A non-traditional approach is needed to mobilize remittances into productive investment. In this connection, policymakers need to adopt new approaches to channel diaspora resources into direct investment in the national economy, whether through the private sector or appropriate public-sector. The focus should be on DDI, not remittances alone.
Homecoming
The Non-Resident Nepali Association (NRNA) was established on 11 October 2003. Every year, 11 October is observed as NRN Day to mark the establishment of NRNA and recognize the diaspora’s contribution.
Beyond Article 14 of Nepal’s 2015 Constitution, which provides for citizenship with economic, social, and cultural rights, two legal frameworks specifically address NRN issues: the NRN Act 2064 (2008) and the NRN Rules 2066 (2010). Following recent amendments to the Citizenship Act, NRNs are now eligible for NRN citizenship, but the associated rights remain unclear. Further legal clarification and formulation are needed to define and operationalize the constitutional provisions on economic, social, and cultural rights. Nevertheless, it carries a symbolic message of connection and a sense of homecoming for the children of Nepal, who despite holding foreign citizenship, have not lost their shared identity.

The Promise of Return
Mahatma Gandhi is revered as the father of the nation in India and is arguably the most famous Non-Resident Indian (NRI). He returned to India after 21 years in South Africa on 9 January 1915. That date is observed as Pravasi Bharatiya Divas, reinforcing a sense of belonging. Nepalis around the world have also been “doing us proud.” We must recognize them and create an environment that encourages their return, through engagement as investors, entrepreneurs, and development partners of Nepal, where they feel ready to stand shoulder to shoulder.
Transaction Cost
As a remittance-recipient country, Nepal must advocate for reducing remittance transaction costs. Nepal is actively engaged in multilateral forums to reduce costs in line with SDG target 10.c, which aims to bring the transaction cost of migrant remittances below 3%. As of 2023, the global average cost remained high at about 6.4%.
Greater Liquidity
DDI could provide greater liquidity for a country like Nepal with limited exports and a high trade deficit, it could help ease recurring liquidity pressures.
Brain Drain to Brain Gain
Diaspora return, in the form of investment, strengthens the country’s human capital and helps reverse “brain drain” into “brain gain.” Returnees bring skills, capital, ideas, technology, and an entrepreneurial vision. Unlike in FDI, where profits often flow out of the country, DDI is more likely to recycle capital locally, with a larger share staying within the developing country. In that sense, it can be viewed as more “native” than “foreign.”

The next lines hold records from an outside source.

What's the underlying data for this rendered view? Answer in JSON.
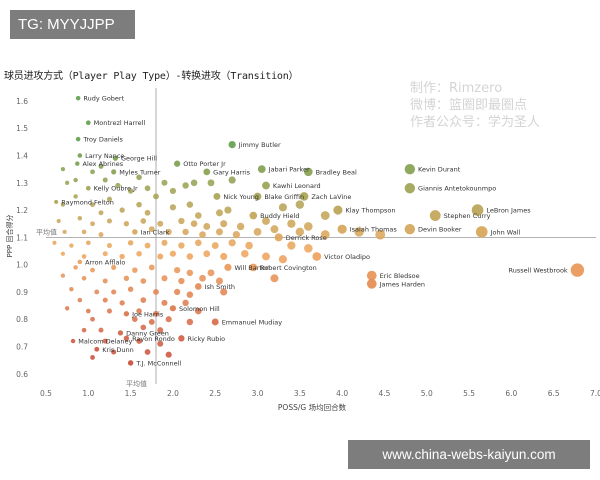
{
  "tg_badge": "TG: MYYJJPP",
  "site_badge": "www.china-webs-kaiyun.com",
  "watermark": [
    "制作：Rimzero",
    "微博：篮圈即最圈点",
    "作者公众号：学为圣人"
  ],
  "chart_data": {
    "type": "scatter",
    "title": "球员进攻方式（Player Play Type）-转换进攻（Transition）",
    "xlabel": "POSS/G 场均回合数",
    "ylabel": "PPP 回合得分",
    "xlim": [
      0.5,
      7.0
    ],
    "ylim": [
      0.57,
      1.64
    ],
    "xticks": [
      "0.5",
      "1.0",
      "1.5",
      "2.0",
      "2.5",
      "3.0",
      "3.5",
      "4.0",
      "4.5",
      "5.0",
      "5.5",
      "6.0",
      "6.5",
      "7.0"
    ],
    "yticks": [
      "0.6",
      "0.7",
      "0.8",
      "0.9",
      "1.0",
      "1.1",
      "1.2",
      "1.3",
      "1.4",
      "1.5",
      "1.6"
    ],
    "grid": false,
    "reference_lines": {
      "x": 1.8,
      "y": 1.1,
      "x_label": "平均值",
      "y_label": "平均值"
    },
    "color_scale": {
      "low": "#c84a3a",
      "mid": "#f0a55a",
      "high": "#5e9e4a"
    },
    "labeled_points": [
      {
        "name": "Rudy Gobert",
        "x": 0.88,
        "y": 1.61
      },
      {
        "name": "Montrezl Harrell",
        "x": 1.0,
        "y": 1.52
      },
      {
        "name": "Troy Daniels",
        "x": 0.88,
        "y": 1.46
      },
      {
        "name": "Larry Nance",
        "x": 0.9,
        "y": 1.4
      },
      {
        "name": "Alex Abrines",
        "x": 0.87,
        "y": 1.37
      },
      {
        "name": "George Hill",
        "x": 1.32,
        "y": 1.39
      },
      {
        "name": "Myles Turner",
        "x": 1.3,
        "y": 1.34
      },
      {
        "name": "Otto Porter Jr",
        "x": 2.05,
        "y": 1.37
      },
      {
        "name": "Kelly Oubre Jr",
        "x": 1.0,
        "y": 1.28
      },
      {
        "name": "Jimmy Butler",
        "x": 2.7,
        "y": 1.44
      },
      {
        "name": "Gary Harris",
        "x": 2.4,
        "y": 1.34
      },
      {
        "name": "Jabari Parker",
        "x": 3.05,
        "y": 1.35
      },
      {
        "name": "Bradley Beal",
        "x": 3.6,
        "y": 1.34
      },
      {
        "name": "Kawhi Leonard",
        "x": 3.1,
        "y": 1.29
      },
      {
        "name": "Kevin Durant",
        "x": 4.8,
        "y": 1.35
      },
      {
        "name": "Raymond Felton",
        "x": 0.62,
        "y": 1.23
      },
      {
        "name": "Nick Young",
        "x": 2.52,
        "y": 1.25
      },
      {
        "name": "Blake Griffin",
        "x": 3.0,
        "y": 1.25
      },
      {
        "name": "Zach LaVine",
        "x": 3.55,
        "y": 1.25
      },
      {
        "name": "Giannis Antetokounmpo",
        "x": 4.8,
        "y": 1.28
      },
      {
        "name": "Klay Thompson",
        "x": 3.95,
        "y": 1.2
      },
      {
        "name": "Buddy Hield",
        "x": 2.95,
        "y": 1.18
      },
      {
        "name": "LeBron James",
        "x": 5.6,
        "y": 1.2
      },
      {
        "name": "Stephen Curry",
        "x": 5.1,
        "y": 1.18
      },
      {
        "name": "Isaiah Thomas",
        "x": 4.0,
        "y": 1.13
      },
      {
        "name": "Ian Clark",
        "x": 1.55,
        "y": 1.12
      },
      {
        "name": "Devin Booker",
        "x": 4.8,
        "y": 1.13
      },
      {
        "name": "John Wall",
        "x": 5.65,
        "y": 1.12
      },
      {
        "name": "Derrick Rose",
        "x": 3.25,
        "y": 1.1
      },
      {
        "name": "Arron Afflalo",
        "x": 0.9,
        "y": 1.01
      },
      {
        "name": "Victor Oladipo",
        "x": 3.7,
        "y": 1.03
      },
      {
        "name": "Will Barton",
        "x": 2.65,
        "y": 0.99
      },
      {
        "name": "Robert Covington",
        "x": 2.95,
        "y": 0.99
      },
      {
        "name": "Eric Bledsoe",
        "x": 4.35,
        "y": 0.96
      },
      {
        "name": "Russell Westbrook",
        "x": 6.78,
        "y": 0.98
      },
      {
        "name": "James Harden",
        "x": 4.35,
        "y": 0.93
      },
      {
        "name": "Ish Smith",
        "x": 2.3,
        "y": 0.92
      },
      {
        "name": "Joe Harris",
        "x": 1.45,
        "y": 0.82
      },
      {
        "name": "Solomon Hill",
        "x": 2.0,
        "y": 0.84
      },
      {
        "name": "Danny Green",
        "x": 1.38,
        "y": 0.75
      },
      {
        "name": "Emmanuel Mudiay",
        "x": 2.5,
        "y": 0.79
      },
      {
        "name": "Ricky Rubio",
        "x": 2.1,
        "y": 0.73
      },
      {
        "name": "Rayon Rondo",
        "x": 1.45,
        "y": 0.73
      },
      {
        "name": "Malcom Delaney",
        "x": 0.82,
        "y": 0.72
      },
      {
        "name": "Kris Dunn",
        "x": 1.1,
        "y": 0.69
      },
      {
        "name": "T.J. McConnell",
        "x": 1.5,
        "y": 0.64
      }
    ],
    "unlabeled_points": [
      [
        0.7,
        1.35
      ],
      [
        0.75,
        1.3
      ],
      [
        0.85,
        1.31
      ],
      [
        1.05,
        1.34
      ],
      [
        1.15,
        1.36
      ],
      [
        1.2,
        1.31
      ],
      [
        1.35,
        1.29
      ],
      [
        1.5,
        1.27
      ],
      [
        1.6,
        1.32
      ],
      [
        1.7,
        1.28
      ],
      [
        1.9,
        1.3
      ],
      [
        2.0,
        1.27
      ],
      [
        2.15,
        1.29
      ],
      [
        2.25,
        1.3
      ],
      [
        2.45,
        1.3
      ],
      [
        2.7,
        1.31
      ],
      [
        1.8,
        1.25
      ],
      [
        1.25,
        1.24
      ],
      [
        1.05,
        1.22
      ],
      [
        0.7,
        1.22
      ],
      [
        0.85,
        1.25
      ],
      [
        1.15,
        1.19
      ],
      [
        1.4,
        1.2
      ],
      [
        1.6,
        1.22
      ],
      [
        1.7,
        1.19
      ],
      [
        2.0,
        1.21
      ],
      [
        2.2,
        1.22
      ],
      [
        2.3,
        1.18
      ],
      [
        2.55,
        1.19
      ],
      [
        2.65,
        1.2
      ],
      [
        3.3,
        1.21
      ],
      [
        3.5,
        1.22
      ],
      [
        3.8,
        1.18
      ],
      [
        0.65,
        1.16
      ],
      [
        0.9,
        1.17
      ],
      [
        1.05,
        1.15
      ],
      [
        1.25,
        1.16
      ],
      [
        1.45,
        1.15
      ],
      [
        1.65,
        1.16
      ],
      [
        1.85,
        1.15
      ],
      [
        2.1,
        1.16
      ],
      [
        2.25,
        1.15
      ],
      [
        2.4,
        1.14
      ],
      [
        2.6,
        1.15
      ],
      [
        2.8,
        1.14
      ],
      [
        3.1,
        1.16
      ],
      [
        3.4,
        1.15
      ],
      [
        3.6,
        1.14
      ],
      [
        0.72,
        1.12
      ],
      [
        0.95,
        1.12
      ],
      [
        1.15,
        1.11
      ],
      [
        1.75,
        1.13
      ],
      [
        1.95,
        1.12
      ],
      [
        2.15,
        1.12
      ],
      [
        2.35,
        1.11
      ],
      [
        2.55,
        1.12
      ],
      [
        2.75,
        1.11
      ],
      [
        3.0,
        1.12
      ],
      [
        3.2,
        1.13
      ],
      [
        3.5,
        1.12
      ],
      [
        3.8,
        1.11
      ],
      [
        4.2,
        1.12
      ],
      [
        4.45,
        1.11
      ],
      [
        0.6,
        1.08
      ],
      [
        0.8,
        1.07
      ],
      [
        1.0,
        1.08
      ],
      [
        1.25,
        1.07
      ],
      [
        1.5,
        1.08
      ],
      [
        1.7,
        1.07
      ],
      [
        1.9,
        1.08
      ],
      [
        2.1,
        1.07
      ],
      [
        2.3,
        1.08
      ],
      [
        2.5,
        1.07
      ],
      [
        2.7,
        1.08
      ],
      [
        2.9,
        1.07
      ],
      [
        3.4,
        1.07
      ],
      [
        3.6,
        1.06
      ],
      [
        0.7,
        1.04
      ],
      [
        0.95,
        1.03
      ],
      [
        1.2,
        1.04
      ],
      [
        1.4,
        1.03
      ],
      [
        1.6,
        1.04
      ],
      [
        1.85,
        1.03
      ],
      [
        2.0,
        1.04
      ],
      [
        2.2,
        1.03
      ],
      [
        2.4,
        1.04
      ],
      [
        2.6,
        1.03
      ],
      [
        2.85,
        1.04
      ],
      [
        3.1,
        1.03
      ],
      [
        3.3,
        1.02
      ],
      [
        0.85,
        0.99
      ],
      [
        1.05,
        0.98
      ],
      [
        1.3,
        0.99
      ],
      [
        1.55,
        0.98
      ],
      [
        1.75,
        0.99
      ],
      [
        2.05,
        0.98
      ],
      [
        2.2,
        0.97
      ],
      [
        2.45,
        0.97
      ],
      [
        0.7,
        0.96
      ],
      [
        0.95,
        0.95
      ],
      [
        1.2,
        0.94
      ],
      [
        1.45,
        0.95
      ],
      [
        1.65,
        0.94
      ],
      [
        1.9,
        0.95
      ],
      [
        2.1,
        0.94
      ],
      [
        2.35,
        0.95
      ],
      [
        2.55,
        0.94
      ],
      [
        3.2,
        0.95
      ],
      [
        0.8,
        0.91
      ],
      [
        1.1,
        0.9
      ],
      [
        1.3,
        0.9
      ],
      [
        1.5,
        0.91
      ],
      [
        1.8,
        0.9
      ],
      [
        2.05,
        0.9
      ],
      [
        2.2,
        0.89
      ],
      [
        2.6,
        0.9
      ],
      [
        0.9,
        0.87
      ],
      [
        1.2,
        0.87
      ],
      [
        1.4,
        0.86
      ],
      [
        1.65,
        0.87
      ],
      [
        1.9,
        0.86
      ],
      [
        2.15,
        0.86
      ],
      [
        0.75,
        0.84
      ],
      [
        1.0,
        0.83
      ],
      [
        1.25,
        0.83
      ],
      [
        1.6,
        0.83
      ],
      [
        1.8,
        0.82
      ],
      [
        2.3,
        0.83
      ],
      [
        1.05,
        0.8
      ],
      [
        1.55,
        0.8
      ],
      [
        1.75,
        0.79
      ],
      [
        1.95,
        0.8
      ],
      [
        2.2,
        0.79
      ],
      [
        0.95,
        0.76
      ],
      [
        1.15,
        0.76
      ],
      [
        1.65,
        0.77
      ],
      [
        1.85,
        0.76
      ],
      [
        1.2,
        0.72
      ],
      [
        1.6,
        0.72
      ],
      [
        1.85,
        0.71
      ],
      [
        1.3,
        0.68
      ],
      [
        1.7,
        0.68
      ],
      [
        1.05,
        0.66
      ],
      [
        1.95,
        0.67
      ]
    ]
  }
}
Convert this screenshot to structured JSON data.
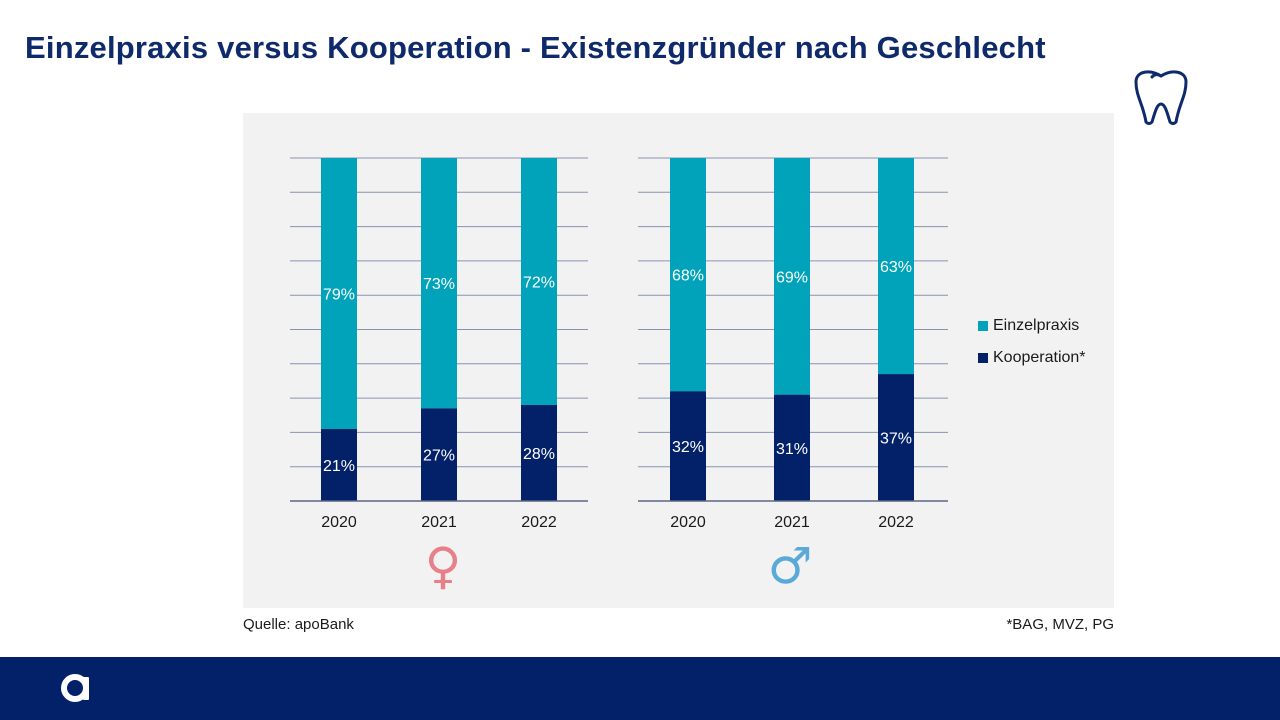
{
  "title": "Einzelpraxis versus Kooperation - Existenzgründer nach Geschlecht",
  "icons": {
    "top_right": "tooth-icon",
    "footer_logo": "apobank-logo-icon"
  },
  "colors": {
    "einzelpraxis": "#00a3b9",
    "kooperation": "#032169",
    "female_symbol": "#e8808a",
    "male_symbol": "#5aaad9",
    "panel": "#f2f2f2",
    "title": "#0e2a6b"
  },
  "chart_data": [
    {
      "type": "bar",
      "stacked": true,
      "group": "female",
      "group_symbol": "♀",
      "categories": [
        "2020",
        "2021",
        "2022"
      ],
      "series": [
        {
          "name": "Kooperation*",
          "values": [
            21,
            27,
            28
          ],
          "labels": [
            "21%",
            "27%",
            "28%"
          ]
        },
        {
          "name": "Einzelpraxis",
          "values": [
            79,
            73,
            72
          ],
          "labels": [
            "79%",
            "73%",
            "72%"
          ]
        }
      ],
      "ylim": [
        0,
        100
      ],
      "grid": true
    },
    {
      "type": "bar",
      "stacked": true,
      "group": "male",
      "group_symbol": "♂",
      "categories": [
        "2020",
        "2021",
        "2022"
      ],
      "series": [
        {
          "name": "Kooperation*",
          "values": [
            32,
            31,
            37
          ],
          "labels": [
            "32%",
            "31%",
            "37%"
          ]
        },
        {
          "name": "Einzelpraxis",
          "values": [
            68,
            69,
            63
          ],
          "labels": [
            "68%",
            "69%",
            "63%"
          ]
        }
      ],
      "ylim": [
        0,
        100
      ],
      "grid": true
    }
  ],
  "legend": {
    "einzelpraxis": "Einzelpraxis",
    "kooperation": "Kooperation*"
  },
  "source": "Quelle: apoBank",
  "footnote": "*BAG, MVZ, PG"
}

In Nepal’s context, this remains a missed opportunity. The reasons may be many, but we have to think differently. It requires greater flexibility and adaptability in the policy framework, and a move toward reasonable deregulation rather than excessive control through rigid tax regimes and red tape.
Homegrown Conditionalities
Let us develop our own organic, homegrown conditionalities. Now is the time to appeal for diaspora to come to Nepal. As the country approaches general elections and a new government is expected to form with a fresh mandate, this is an opportune moment for a policy shift in the investment climate. While some within the establishment, political actors, and segments of the local business community may see the diaspora as a challenge, the state should remove barriers and simplify procedures so that DDI can become an impetus for both public and private sector development initiatives.